Di chi sono i morti? Di chi li perde, di chi li...

Pubblicato su 18 Novembre 2012 da Giulio Cavalli

Di chi sono i morti? Di chi li perde, di chi li uccide e anche di chi li dimentica, forse. Riflettevo qualche giorno fa con gli amici di SEL Recanati in un bella serata di bella politica sul fatto che le parole non pronunciate nei comizi siano sempre amore e morte. Sembra banale, lo so, ma non lo è: rimane la sensazione che per le più basse tragedie e le più alte poesie in politica si debba trovare una formula accomodante che eviti di centrare il punto travestendosi da analisi in improbabili sigle: coppie di fatto, omogenitorialità e diritti civili senza pronunciare “amore” e immigrazione, sbarchi, flussi o tragedie del mare piuttosto che pronunciare “morte”.

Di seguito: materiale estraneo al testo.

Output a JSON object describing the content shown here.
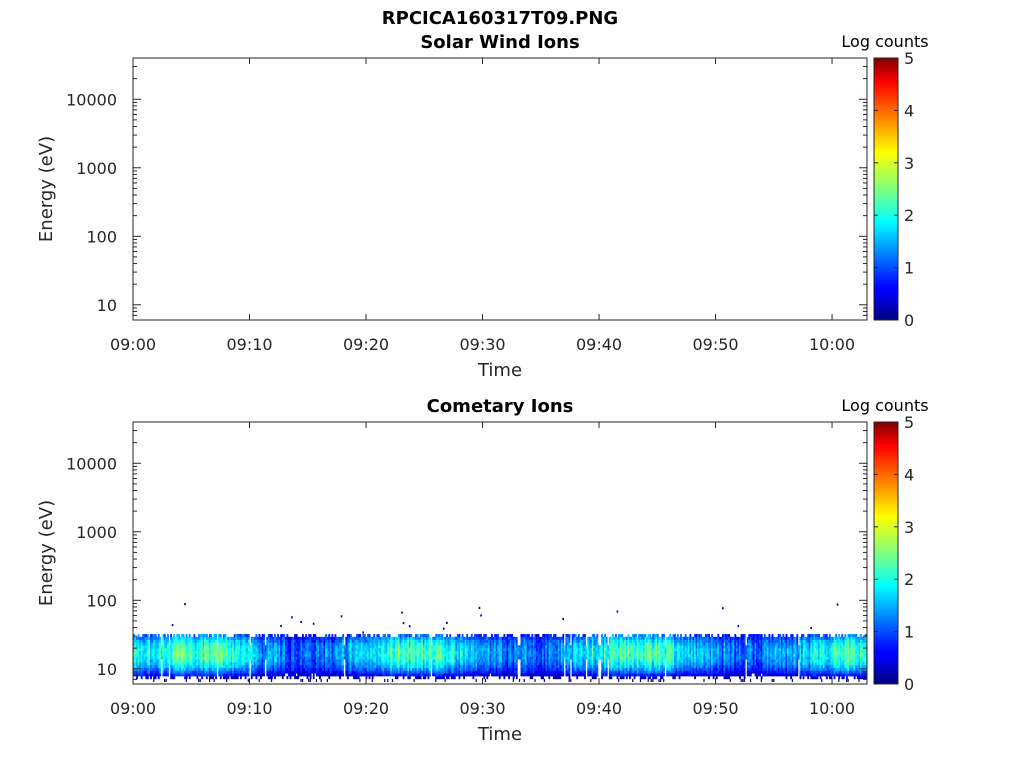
{
  "figure": {
    "title": "RPCICA160317T09.PNG"
  },
  "chart_data": [
    {
      "type": "heatmap",
      "title": "Solar Wind Ions",
      "xlabel": "Time",
      "ylabel": "Energy (eV)",
      "x_ticks": [
        "09:00",
        "09:10",
        "09:20",
        "09:30",
        "09:40",
        "09:50",
        "10:00"
      ],
      "x_range_minutes": [
        0,
        63
      ],
      "y_scale": "log",
      "y_ticks": [
        10,
        100,
        1000,
        10000
      ],
      "y_tick_labels": [
        "10",
        "100",
        "1000",
        "10000"
      ],
      "y_range": [
        6,
        40000
      ],
      "colorbar": {
        "label": "Log counts",
        "ticks": [
          "0",
          "1",
          "2",
          "3",
          "4",
          "5"
        ],
        "range": [
          0,
          5
        ],
        "colormap": "jet"
      },
      "band": null
    },
    {
      "type": "heatmap",
      "title": "Cometary Ions",
      "xlabel": "Time",
      "ylabel": "Energy (eV)",
      "x_ticks": [
        "09:00",
        "09:10",
        "09:20",
        "09:30",
        "09:40",
        "09:50",
        "10:00"
      ],
      "x_range_minutes": [
        0,
        63
      ],
      "y_scale": "log",
      "y_ticks": [
        10,
        100,
        1000,
        10000
      ],
      "y_tick_labels": [
        "10",
        "100",
        "1000",
        "10000"
      ],
      "y_range": [
        6,
        40000
      ],
      "colorbar": {
        "label": "Log counts",
        "ticks": [
          "0",
          "1",
          "2",
          "3",
          "4",
          "5"
        ],
        "range": [
          0,
          5
        ],
        "colormap": "jet"
      },
      "band": {
        "energy_min": 8,
        "energy_max": 30,
        "peak_energy": 17,
        "peak_log_counts": 2.3
      }
    }
  ]
}
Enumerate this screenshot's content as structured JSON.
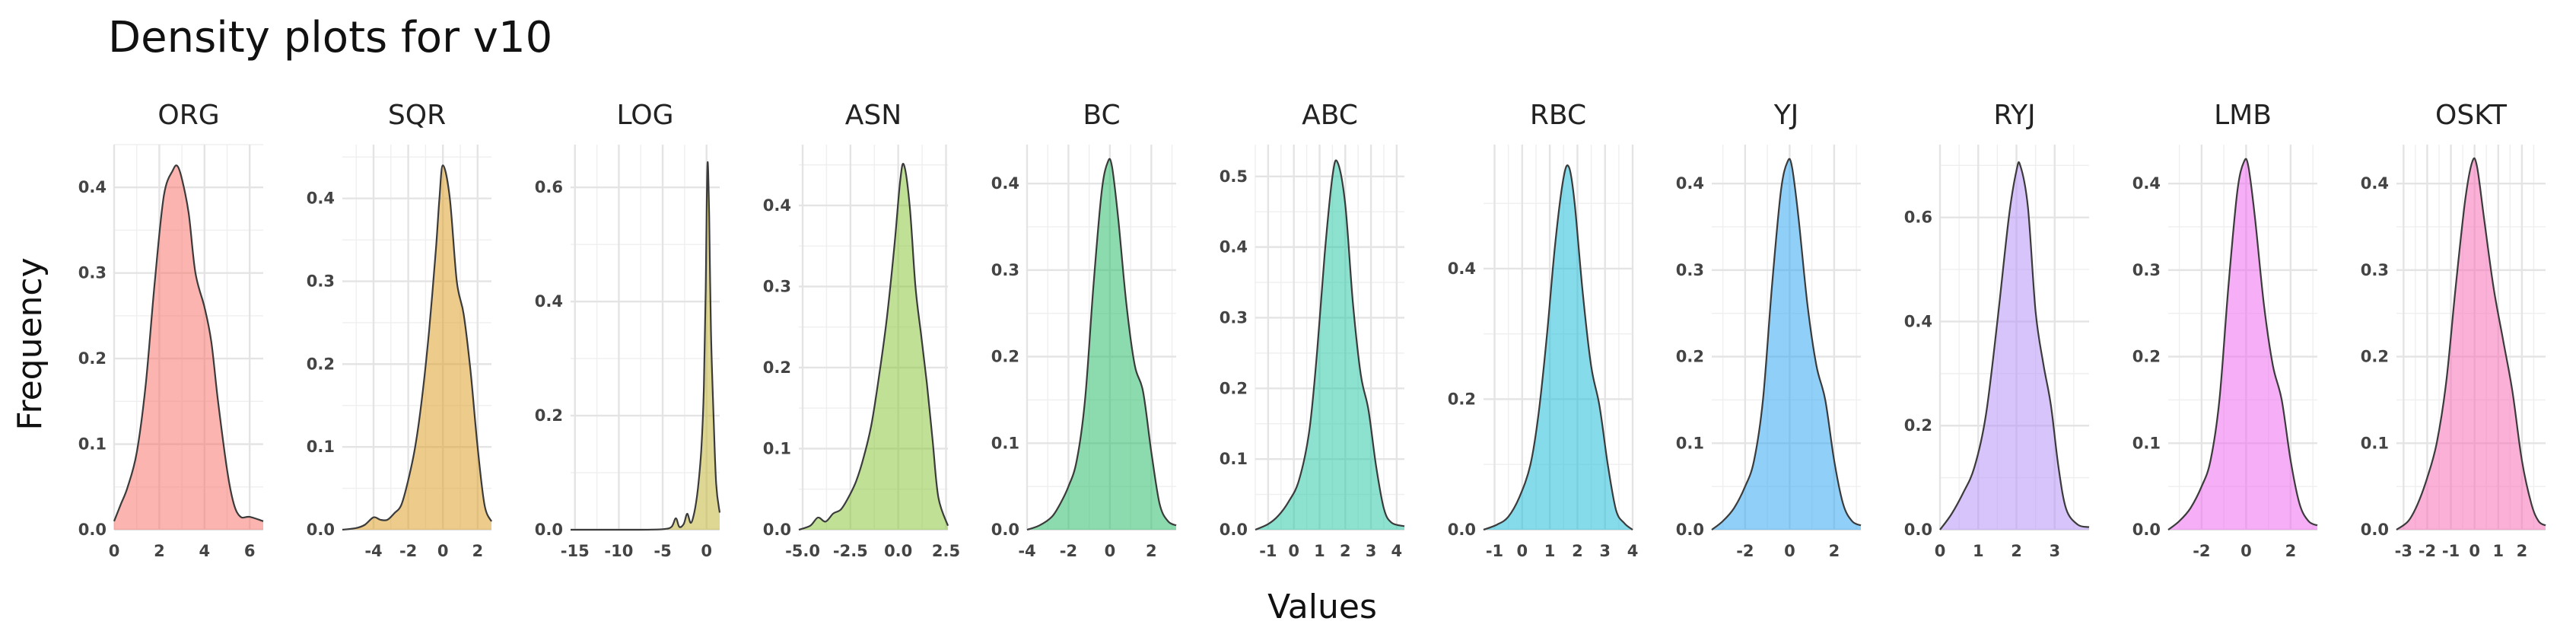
{
  "chart_data": {
    "type": "area",
    "title": "Density plots for v10",
    "xlabel": "Values",
    "ylabel": "Frequency",
    "panels": [
      {
        "name": "ORG",
        "color": "#F8766D",
        "xlim": [
          0,
          6.6
        ],
        "ylim": [
          0,
          0.45
        ],
        "xticks": [
          0,
          2,
          4,
          6
        ],
        "yticks": [
          0.0,
          0.1,
          0.2,
          0.3,
          0.4
        ],
        "xtick_labels": [
          "0",
          "2",
          "4",
          "6"
        ],
        "ytick_labels": [
          "0.0",
          "0.1",
          "0.2",
          "0.3",
          "0.4"
        ],
        "x": [
          0.0,
          0.3,
          0.6,
          1.0,
          1.4,
          1.8,
          2.2,
          2.6,
          2.8,
          3.0,
          3.3,
          3.6,
          4.0,
          4.3,
          4.6,
          5.0,
          5.3,
          5.6,
          6.0,
          6.6
        ],
        "y": [
          0.01,
          0.03,
          0.05,
          0.09,
          0.17,
          0.29,
          0.39,
          0.42,
          0.425,
          0.41,
          0.37,
          0.3,
          0.26,
          0.22,
          0.15,
          0.07,
          0.03,
          0.015,
          0.015,
          0.01
        ]
      },
      {
        "name": "SQR",
        "color": "#DEA02C",
        "xlim": [
          -5.8,
          2.8
        ],
        "ylim": [
          0,
          0.465
        ],
        "xticks": [
          -4,
          -2,
          0,
          2
        ],
        "yticks": [
          0.0,
          0.1,
          0.2,
          0.3,
          0.4
        ],
        "xtick_labels": [
          "-4",
          "-2",
          "0",
          "2"
        ],
        "ytick_labels": [
          "0.0",
          "0.1",
          "0.2",
          "0.3",
          "0.4"
        ],
        "x": [
          -5.8,
          -5.0,
          -4.5,
          -4.0,
          -3.6,
          -3.2,
          -2.8,
          -2.4,
          -2.0,
          -1.6,
          -1.2,
          -0.8,
          -0.4,
          -0.2,
          0.0,
          0.4,
          0.8,
          1.2,
          1.6,
          2.0,
          2.4,
          2.8
        ],
        "y": [
          0.0,
          0.002,
          0.006,
          0.015,
          0.012,
          0.012,
          0.02,
          0.03,
          0.06,
          0.1,
          0.16,
          0.24,
          0.34,
          0.4,
          0.44,
          0.4,
          0.3,
          0.26,
          0.19,
          0.1,
          0.03,
          0.01
        ]
      },
      {
        "name": "LOG",
        "color": "#C2B63A",
        "xlim": [
          -15.5,
          1.5
        ],
        "ylim": [
          0,
          0.675
        ],
        "xticks": [
          -15,
          -10,
          -5,
          0
        ],
        "yticks": [
          0.0,
          0.2,
          0.4,
          0.6
        ],
        "xtick_labels": [
          "-15",
          "-10",
          "-5",
          "0"
        ],
        "ytick_labels": [
          "0.0",
          "0.2",
          "0.4",
          "0.6"
        ],
        "x": [
          -15.5,
          -12.0,
          -8.0,
          -5.0,
          -4.0,
          -3.5,
          -3.1,
          -2.6,
          -2.2,
          -1.8,
          -1.4,
          -1.0,
          -0.6,
          -0.3,
          -0.1,
          0.1,
          0.3,
          0.5,
          0.8,
          1.1,
          1.5
        ],
        "y": [
          0.0,
          0.0,
          0.0,
          0.001,
          0.005,
          0.02,
          0.005,
          0.01,
          0.028,
          0.012,
          0.03,
          0.07,
          0.14,
          0.25,
          0.42,
          0.64,
          0.55,
          0.35,
          0.2,
          0.08,
          0.03
        ]
      },
      {
        "name": "ASN",
        "color": "#8CC63F",
        "xlim": [
          -5.2,
          2.6
        ],
        "ylim": [
          0,
          0.475
        ],
        "xticks": [
          -5.0,
          -2.5,
          0.0,
          2.5
        ],
        "yticks": [
          0.0,
          0.1,
          0.2,
          0.3,
          0.4
        ],
        "xtick_labels": [
          "-5.0",
          "-2.5",
          "0.0",
          "2.5"
        ],
        "ytick_labels": [
          "0.0",
          "0.1",
          "0.2",
          "0.3",
          "0.4"
        ],
        "x": [
          -5.2,
          -4.6,
          -4.2,
          -3.8,
          -3.4,
          -3.0,
          -2.6,
          -2.2,
          -1.8,
          -1.4,
          -1.0,
          -0.6,
          -0.2,
          0.1,
          0.3,
          0.6,
          0.9,
          1.2,
          1.5,
          1.8,
          2.1,
          2.6
        ],
        "y": [
          0.0,
          0.005,
          0.015,
          0.01,
          0.02,
          0.025,
          0.04,
          0.06,
          0.09,
          0.13,
          0.19,
          0.26,
          0.35,
          0.43,
          0.45,
          0.4,
          0.3,
          0.24,
          0.18,
          0.11,
          0.04,
          0.005
        ]
      },
      {
        "name": "BC",
        "color": "#2EBD6B",
        "xlim": [
          -4.0,
          3.2
        ],
        "ylim": [
          0,
          0.445
        ],
        "xticks": [
          -4,
          -2,
          0,
          2
        ],
        "yticks": [
          0.0,
          0.1,
          0.2,
          0.3,
          0.4
        ],
        "xtick_labels": [
          "-4",
          "-2",
          "0",
          "2"
        ],
        "ytick_labels": [
          "0.0",
          "0.1",
          "0.2",
          "0.3",
          "0.4"
        ],
        "x": [
          -4.0,
          -3.4,
          -2.8,
          -2.4,
          -2.0,
          -1.6,
          -1.2,
          -0.8,
          -0.4,
          -0.1,
          0.1,
          0.4,
          0.8,
          1.2,
          1.6,
          2.0,
          2.4,
          2.8,
          3.2
        ],
        "y": [
          0.0,
          0.005,
          0.015,
          0.03,
          0.05,
          0.08,
          0.15,
          0.28,
          0.39,
          0.425,
          0.42,
          0.36,
          0.26,
          0.19,
          0.16,
          0.09,
          0.03,
          0.01,
          0.005
        ]
      },
      {
        "name": "ABC",
        "color": "#2DC9A8",
        "xlim": [
          -1.5,
          4.3
        ],
        "ylim": [
          0,
          0.545
        ],
        "xticks": [
          -1,
          0,
          1,
          2,
          3,
          4
        ],
        "yticks": [
          0.0,
          0.1,
          0.2,
          0.3,
          0.4,
          0.5
        ],
        "xtick_labels": [
          "-1",
          "0",
          "1",
          "2",
          "3",
          "4"
        ],
        "ytick_labels": [
          "0.0",
          "0.1",
          "0.2",
          "0.3",
          "0.4",
          "0.5"
        ],
        "x": [
          -1.5,
          -1.0,
          -0.6,
          -0.2,
          0.2,
          0.6,
          0.9,
          1.2,
          1.5,
          1.7,
          2.0,
          2.3,
          2.6,
          2.9,
          3.2,
          3.5,
          3.8,
          4.3
        ],
        "y": [
          0.0,
          0.008,
          0.02,
          0.04,
          0.07,
          0.14,
          0.25,
          0.39,
          0.5,
          0.52,
          0.46,
          0.32,
          0.22,
          0.17,
          0.09,
          0.03,
          0.01,
          0.005
        ]
      },
      {
        "name": "RBC",
        "color": "#20BDD8",
        "xlim": [
          -1.4,
          4.0
        ],
        "ylim": [
          0,
          0.59
        ],
        "xticks": [
          -1,
          0,
          1,
          2,
          3,
          4
        ],
        "yticks": [
          0.0,
          0.2,
          0.4
        ],
        "xtick_labels": [
          "-1",
          "0",
          "1",
          "2",
          "3",
          "4"
        ],
        "ytick_labels": [
          "0.0",
          "0.2",
          "0.4"
        ],
        "x": [
          -1.4,
          -0.9,
          -0.5,
          -0.1,
          0.3,
          0.6,
          0.9,
          1.2,
          1.5,
          1.7,
          1.9,
          2.2,
          2.5,
          2.8,
          3.1,
          3.4,
          3.7,
          4.0
        ],
        "y": [
          0.0,
          0.008,
          0.02,
          0.05,
          0.1,
          0.18,
          0.3,
          0.44,
          0.54,
          0.555,
          0.5,
          0.36,
          0.25,
          0.19,
          0.1,
          0.03,
          0.01,
          0.0
        ]
      },
      {
        "name": "YJ",
        "color": "#35AAF2",
        "xlim": [
          -3.5,
          3.2
        ],
        "ylim": [
          0,
          0.445
        ],
        "xticks": [
          -2,
          0,
          2
        ],
        "yticks": [
          0.0,
          0.1,
          0.2,
          0.3,
          0.4
        ],
        "xtick_labels": [
          "-2",
          "0",
          "2"
        ],
        "ytick_labels": [
          "0.0",
          "0.1",
          "0.2",
          "0.3",
          "0.4"
        ],
        "x": [
          -3.5,
          -3.0,
          -2.5,
          -2.0,
          -1.6,
          -1.2,
          -0.8,
          -0.4,
          -0.1,
          0.1,
          0.4,
          0.8,
          1.2,
          1.6,
          2.0,
          2.4,
          2.8,
          3.2
        ],
        "y": [
          0.0,
          0.01,
          0.025,
          0.05,
          0.08,
          0.15,
          0.28,
          0.39,
          0.425,
          0.42,
          0.36,
          0.26,
          0.19,
          0.15,
          0.08,
          0.03,
          0.01,
          0.005
        ]
      },
      {
        "name": "RYJ",
        "color": "#B794F6",
        "xlim": [
          0,
          3.9
        ],
        "ylim": [
          0,
          0.74
        ],
        "xticks": [
          0,
          1,
          2,
          3
        ],
        "yticks": [
          0.0,
          0.2,
          0.4,
          0.6
        ],
        "xtick_labels": [
          "0",
          "1",
          "2",
          "3"
        ],
        "ytick_labels": [
          "0.0",
          "0.2",
          "0.4",
          "0.6"
        ],
        "x": [
          0.0,
          0.3,
          0.6,
          0.9,
          1.2,
          1.5,
          1.8,
          2.0,
          2.1,
          2.3,
          2.5,
          2.7,
          2.9,
          3.1,
          3.3,
          3.6,
          3.9
        ],
        "y": [
          0.0,
          0.03,
          0.07,
          0.12,
          0.22,
          0.4,
          0.6,
          0.69,
          0.7,
          0.62,
          0.42,
          0.32,
          0.24,
          0.12,
          0.04,
          0.01,
          0.005
        ]
      },
      {
        "name": "LMB",
        "color": "#EE6CF0",
        "xlim": [
          -3.5,
          3.2
        ],
        "ylim": [
          0,
          0.445
        ],
        "xticks": [
          -2,
          0,
          2
        ],
        "yticks": [
          0.0,
          0.1,
          0.2,
          0.3,
          0.4
        ],
        "xtick_labels": [
          "-2",
          "0",
          "2"
        ],
        "ytick_labels": [
          "0.0",
          "0.1",
          "0.2",
          "0.3",
          "0.4"
        ],
        "x": [
          -3.5,
          -3.0,
          -2.5,
          -2.0,
          -1.6,
          -1.2,
          -0.8,
          -0.4,
          -0.1,
          0.1,
          0.4,
          0.8,
          1.2,
          1.6,
          2.0,
          2.4,
          2.8,
          3.2
        ],
        "y": [
          0.0,
          0.01,
          0.025,
          0.05,
          0.08,
          0.15,
          0.28,
          0.39,
          0.425,
          0.42,
          0.36,
          0.26,
          0.19,
          0.15,
          0.08,
          0.03,
          0.01,
          0.005
        ]
      },
      {
        "name": "OSKT",
        "color": "#F770B8",
        "xlim": [
          -3.3,
          3.0
        ],
        "ylim": [
          0,
          0.445
        ],
        "xticks": [
          -3,
          -2,
          -1,
          0,
          1,
          2
        ],
        "yticks": [
          0.0,
          0.1,
          0.2,
          0.3,
          0.4
        ],
        "xtick_labels": [
          "-3",
          "-2",
          "-1",
          "0",
          "1",
          "2"
        ],
        "ytick_labels": [
          "0.0",
          "0.1",
          "0.2",
          "0.3",
          "0.4"
        ],
        "x": [
          -3.3,
          -2.8,
          -2.4,
          -2.0,
          -1.6,
          -1.2,
          -0.8,
          -0.4,
          -0.1,
          0.1,
          0.4,
          0.8,
          1.2,
          1.6,
          2.0,
          2.4,
          2.7,
          3.0
        ],
        "y": [
          0.0,
          0.01,
          0.03,
          0.06,
          0.1,
          0.17,
          0.28,
          0.38,
          0.425,
          0.42,
          0.36,
          0.28,
          0.22,
          0.16,
          0.08,
          0.03,
          0.01,
          0.005
        ]
      }
    ]
  }
}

Non so se mi hanno fatto bene questi due anni e poco più di politica per la mia igiene affettiva. Non so se sia strategicamente sbagliato rinunciare alla rincorsa disperata e disperante dell’anaffettività per essere forte, coraggioso e oltraggioso quanto basta, sempre in difesa di bassezze che sono umane prima che politiche. Non so nemmeno se sia folle coltivare amicizie in un campo dove ogni apertura diventa uno spiffero buono per entrarci a piedi uniti.

Quello che so, e non è poco, è che se la politica diventa disumana e incapace di usare il vocabolario del sentimento e della speranza diventa inattiva, retorica e terribilmente lontana.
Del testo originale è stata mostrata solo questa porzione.